One area where the system is struggling is in the recruitment of teachers in shortage subjects. The National Audit Office (NAO) found that an increasing number of secondary school teachers don’t have a degree in the subject they teach: in physics, for example, the proportion rose from 21 per cent to 28 per cent between 2010 and 2014.

Although the NAO said that the Department for Education lacks the information to assess teacher shortages locally, Pope says he has been impressed by the sophistication of its teacher supply models.

But he refuses to be pinned down on when the government will solve the recruitment crisis. “Nobody can predict the future,” he says. However, he adds that initiatives such as bursaries and the teacher specialism programme, which aims to recruit 15,000 teachers in Stem [science, technology, engineering and maths] subjects by the end of the current Parliament, are having an effect.

“There’s actually a lot more good news than people realise. There are 5,000 more teachers working this year than there were last year. There are 1,000 more teachers on training courses this year than there were last year,” says Pope of the current supply situation.

What happens when trainee teachers come to take their NQT year in the future may be very different from the experience of the current crop of students, if government plans come into effect.

Pope’s time as NCTL chair ends in October and when his successor takes office, one of the tasks in their in-tray is likely to be overseeing the implementation of the education White Paper.

Under the proposals, from September 2018 trainees won’t have a QTS year after which schools will decide if they have passed or failed. Instead, schools will sign them off as qualified teachers when they’re ready, which may mean a longer preparation period. “We think that means they will enter teaching at a higher level,” says Pope.

By eliminating an arbitrary cut-off point, Pope says it will allow schools to provide uninterrupted support for teachers, right into the highest echelons of headship or running a multi-academy trust.

“At the moment, there’s this sense that someone does their initial teacher training, they’re signed off and then that’s it - you can go and get on with it,” he says. “One of the intentions behind this is to build that pipeline of professional support and development.”

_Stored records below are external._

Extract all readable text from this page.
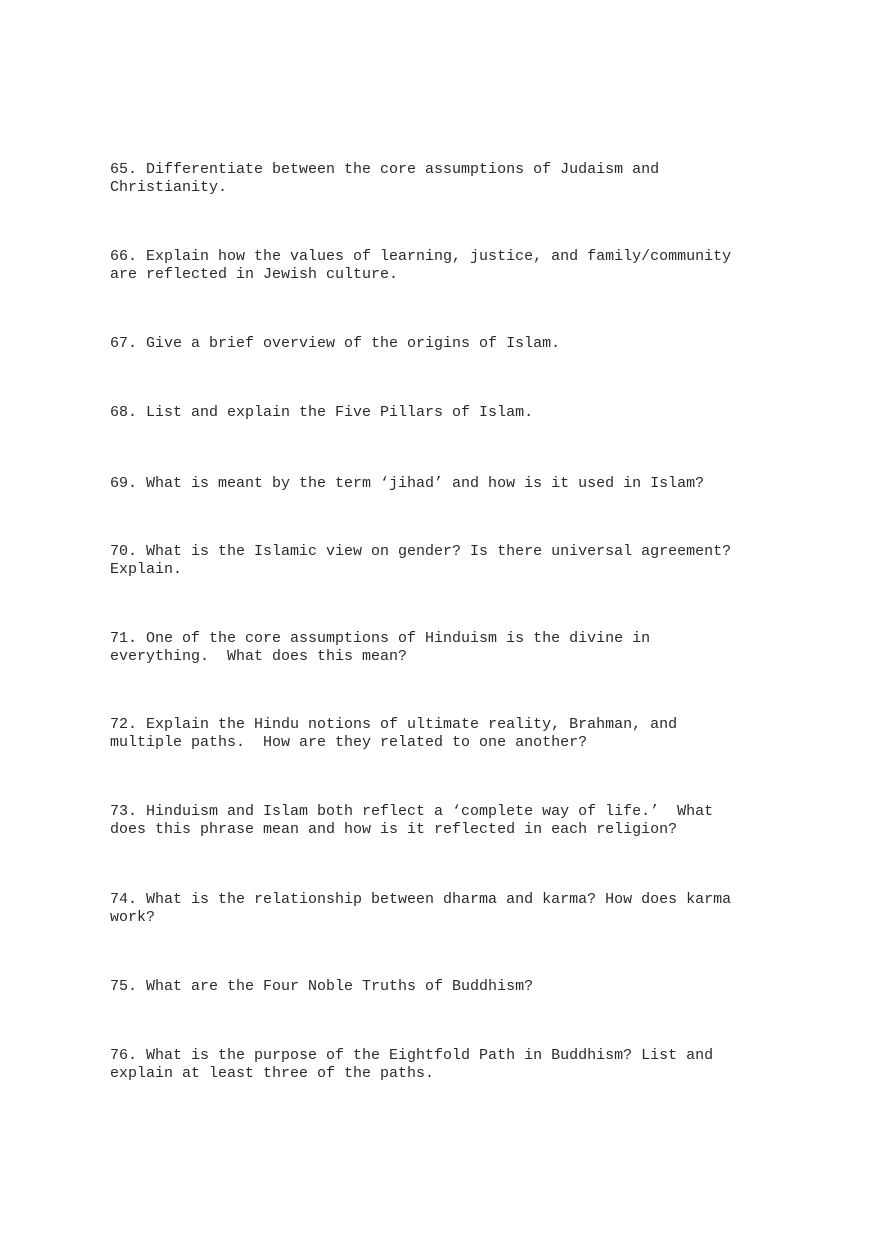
65. Differentiate between the core assumptions of Judaism and
Christianity.

66. Explain how the values of learning, justice, and family/community
are reflected in Jewish culture.

67. Give a brief overview of the origins of Islam.

68. List and explain the Five Pillars of Islam.

69. What is meant by the term ‘jihad’ and how is it used in Islam?

70. What is the Islamic view on gender? Is there universal agreement?
Explain.

71. One of the core assumptions of Hinduism is the divine in
everything.  What does this mean?

72. Explain the Hindu notions of ultimate reality, Brahman, and
multiple paths.  How are they related to one another?

73. Hinduism and Islam both reflect a ‘complete way of life.’  What
does this phrase mean and how is it reflected in each religion?

74. What is the relationship between dharma and karma? How does karma
work?

75. What are the Four Noble Truths of Buddhism?

76. What is the purpose of the Eightfold Path in Buddhism? List and
explain at least three of the paths.
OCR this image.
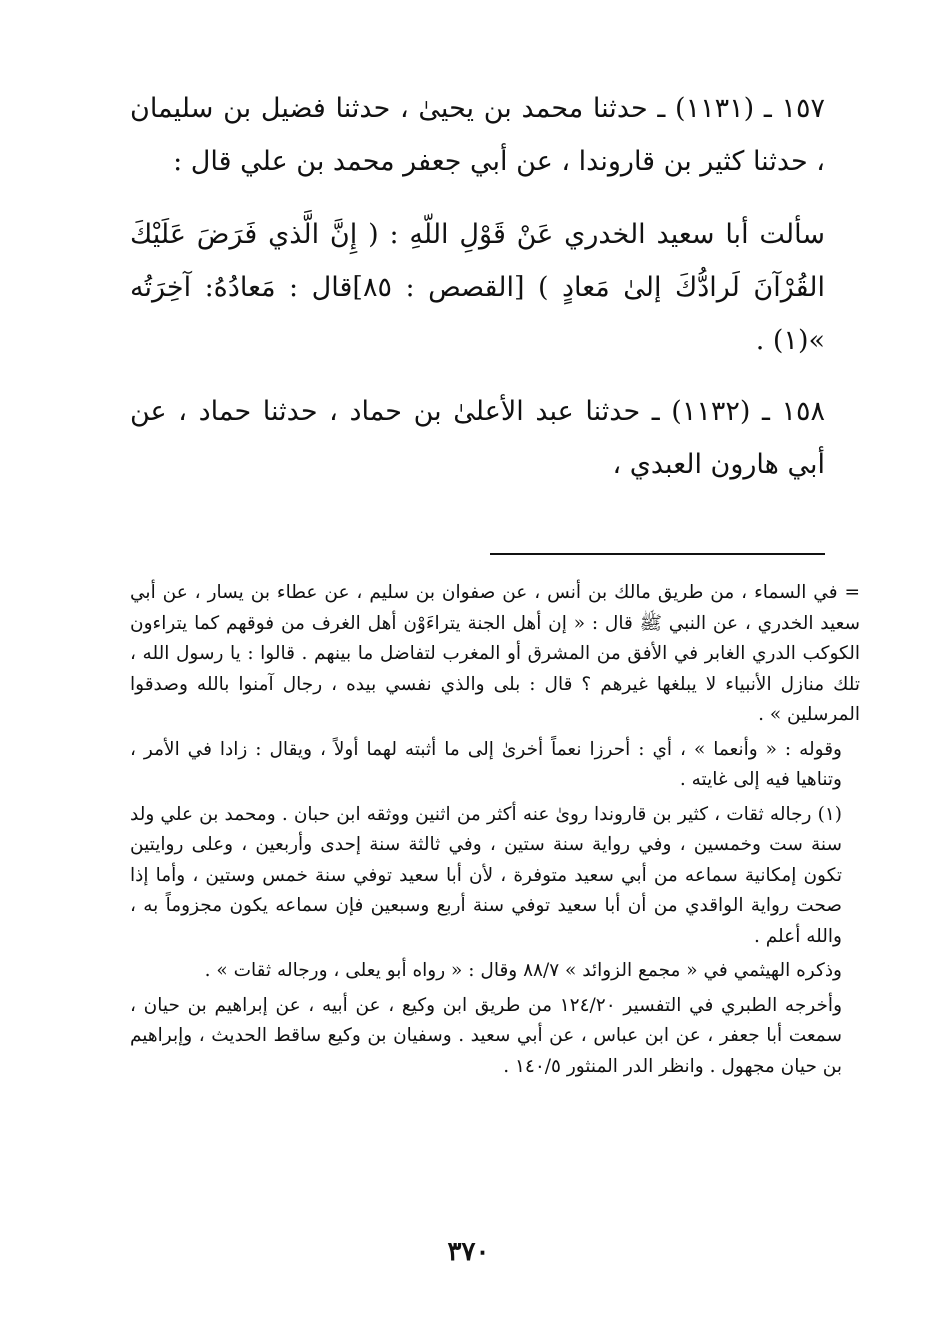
١٥٧ ـ (١١٣١) ـ حدثنا محمد بن يحيىٰ ، حدثنا فضيل بن سليمان ، حدثنا كثير بن قاروندا ، عن أبي جعفر محمد بن علي قال :

سألت أبا سعيد الخدري عَنْ قَوْلِ اللّهِ : ( إِنَّ الَّذي فَرَضَ عَلَيْكَ القُرْآنَ لَرادُّكَ إلىٰ مَعادٍ ) [القصص : ٨٥]قال : مَعادُهُ: آخِرَتُه »(١) .

١٥٨ ـ (١١٣٢) ـ حدثنا عبد الأعلىٰ بن حماد ، حدثنا حماد ، عن أبي هارون العبدي ،

= في السماء ، من طريق مالك بن أنس ، عن صفوان بن سليم ، عن عطاء بن يسار ، عن أبي سعيد الخدري ، عن النبي ﷺ قال : « إن أهل الجنة يتراءَوْن أهل الغرف من فوقهم كما يتراءون الكوكب الدري الغابر في الأفق من المشرق أو المغرب لتفاضل ما بينهم . قالوا : يا رسول الله ، تلك منازل الأنبياء لا يبلغها غيرهم ؟ قال : بلى والذي نفسي بيده ، رجال آمنوا بالله وصدقوا المرسلين » .

وقوله : « وأنعما » ، أي : أحرزا نعماً أخرىٰ إلى ما أثبته لهما أولاً ، ويقال : زادا في الأمر ، وتناهيا فيه إلى غايته .

(١) رجاله ثقات ، كثير بن قاروندا روىٰ عنه أكثر من اثنين ووثقه ابن حبان . ومحمد بن علي ولد سنة ست وخمسين ، وفي رواية سنة ستين ، وفي ثالثة سنة إحدى وأربعين ، وعلى روايتين تكون إمكانية سماعه من أبي سعيد متوفرة ، لأن أبا سعيد توفي سنة خمس وستين ، وأما إذا صحت رواية الواقدي من أن أبا سعيد توفي سنة أربع وسبعين فإن سماعه يكون مجزوماً به ، والله أعلم .

وذكره الهيثمي في « مجمع الزوائد » ٨٨/٧ وقال : « رواه أبو يعلى ، ورجاله ثقات » .

وأخرجه الطبري في التفسير ١٢٤/٢٠ من طريق ابن وكيع ، عن أبيه ، عن إبراهيم بن حيان ، سمعت أبا جعفر ، عن ابن عباس ، عن أبي سعيد . وسفيان بن وكيع ساقط الحديث ، وإبراهيم بن حيان مجهول . وانظر الدر المنثور ١٤٠/٥ .

٣٧٠
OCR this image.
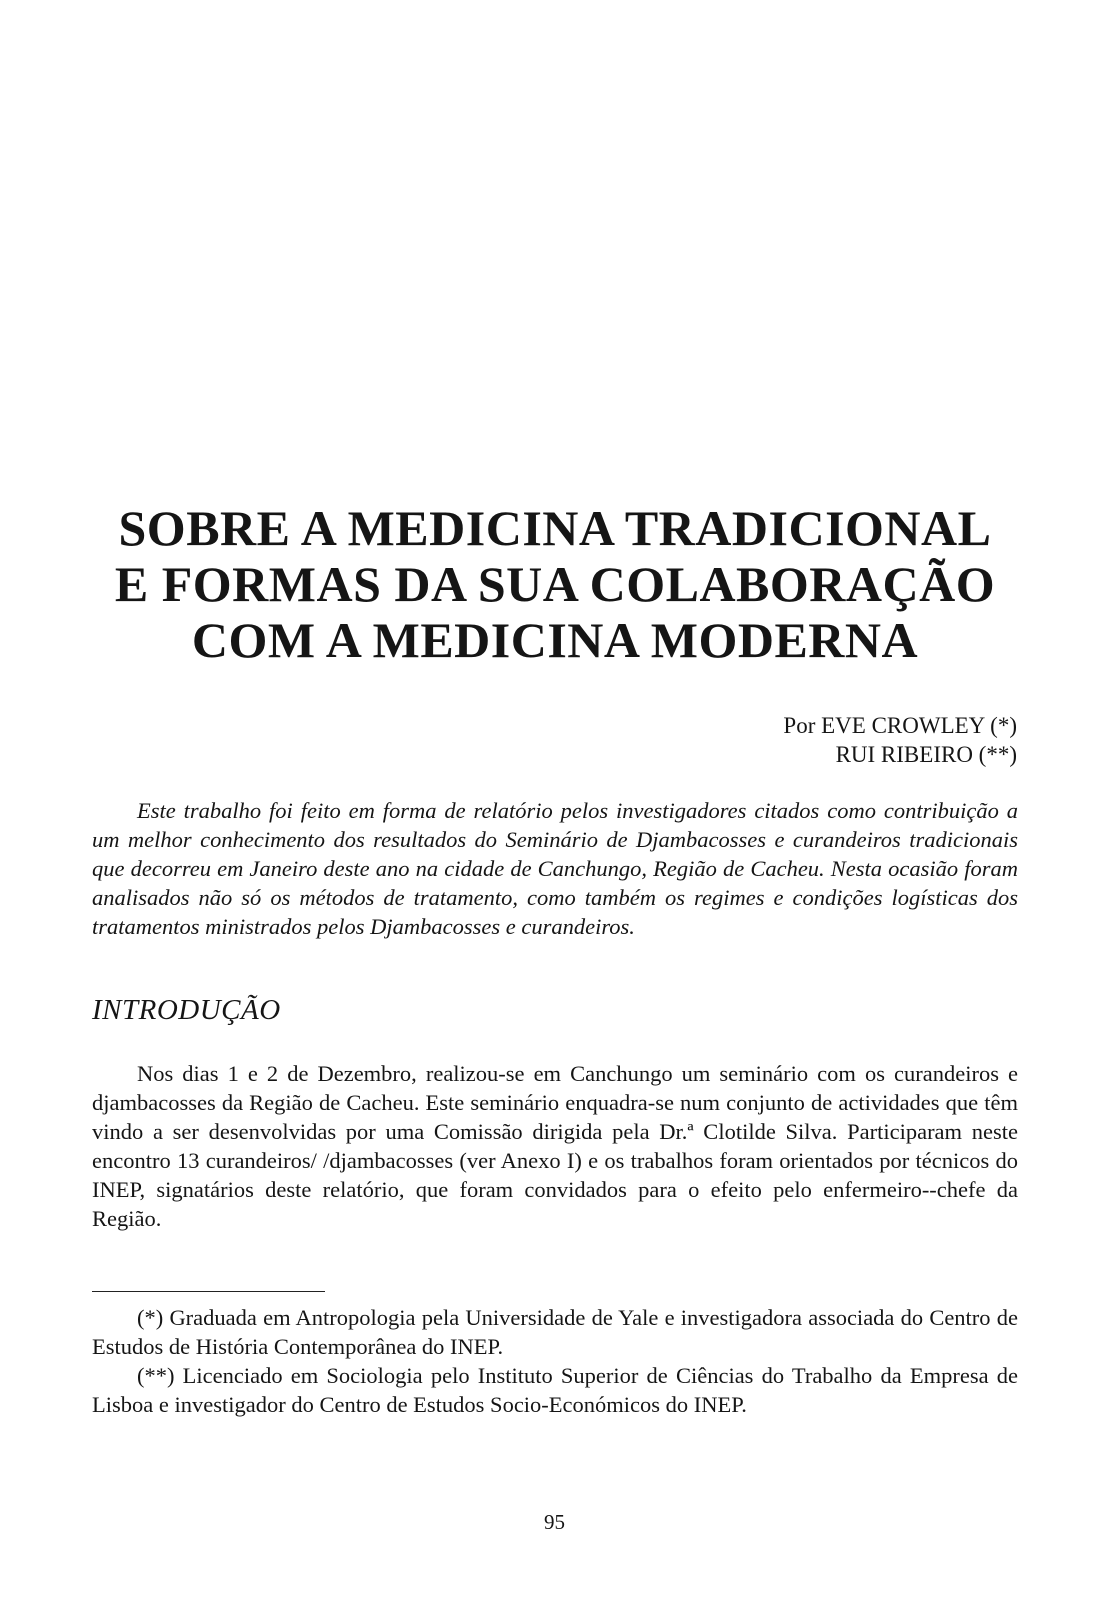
SOBRE A MEDICINA TRADICIONAL
E FORMAS DA SUA COLABORAÇÃO
COM A MEDICINA MODERNA
Por EVE CROWLEY (*)
RUI RIBEIRO (**)

Este trabalho foi feito em forma de relatório pelos investigadores citados como contribuição a um melhor conhecimento dos resultados do Seminário de Djambacosses e curandeiros tradicionais que decorreu em Janeiro deste ano na cidade de Canchungo, Região de Cacheu. Nesta ocasião foram analisados não só os métodos de tratamento, como também os regimes e condições logísticas dos tratamentos ministrados pelos Djambacosses e curandeiros.

INTRODUÇÃO

Nos dias 1 e 2 de Dezembro, realizou-se em Canchungo um seminário com os curandeiros e djambacosses da Região de Cacheu. Este seminário enquadra-se num conjunto de actividades que têm vindo a ser desenvolvidas por uma Comissão dirigida pela Dr.ª Clotilde Silva. Participaram neste encontro 13 curandeiros/ /djambacosses (ver Anexo I) e os trabalhos foram orientados por técnicos do INEP, signatários deste relatório, que foram convidados para o efeito pelo enfermeiro-⁠-chefe da Região.

(*) Graduada em Antropologia pela Universidade de Yale e investigadora associada do Centro de Estudos de História Contemporânea do INEP.

(**) Licenciado em Sociologia pelo Instituto Superior de Ciências do Trabalho da Empresa de Lisboa e investigador do Centro de Estudos Socio-Económicos do INEP.

95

That support currently appears to be failing in the development of female leaders. In secondary schools, although 62 per cent of teachers are women, they represent only 36 per cent of headteachers.

Struggle to get back in

Pope is reluctant to be drawn on the reasons why the school system is not appointing women to leadership positions. “I’m not going to generalise about the reasons because it’s about individuals and the pathways they follow through their career,” he says.

“There are some women who will maybe take a career break, start a family or whatever, and maybe then struggle to get back in. That’s why we’re very keen to promote the idea of people returning to the profession.”

What he will say is that the NCTL runs several programmes to support the development of female leaders, including the recruitment of 1,000 women in leadership positions as coaches for the next generation.

This autumn, the NCTL is also creating a leadership innovation fund, which will allow schools to bid for cash to support their own initiatives to develop leaders in education. The idea is to empower teachers to be masters of their own careers - a key message that Pope wants NQTs to take to the schools they will begin to forge a career in.

“This is a theme throughout what I’ve been saying: it’s not necessarily about government always having the answers,” he says. “It’s about government providing the support and being a catalyst for schools in order to help them solve some of these problems.”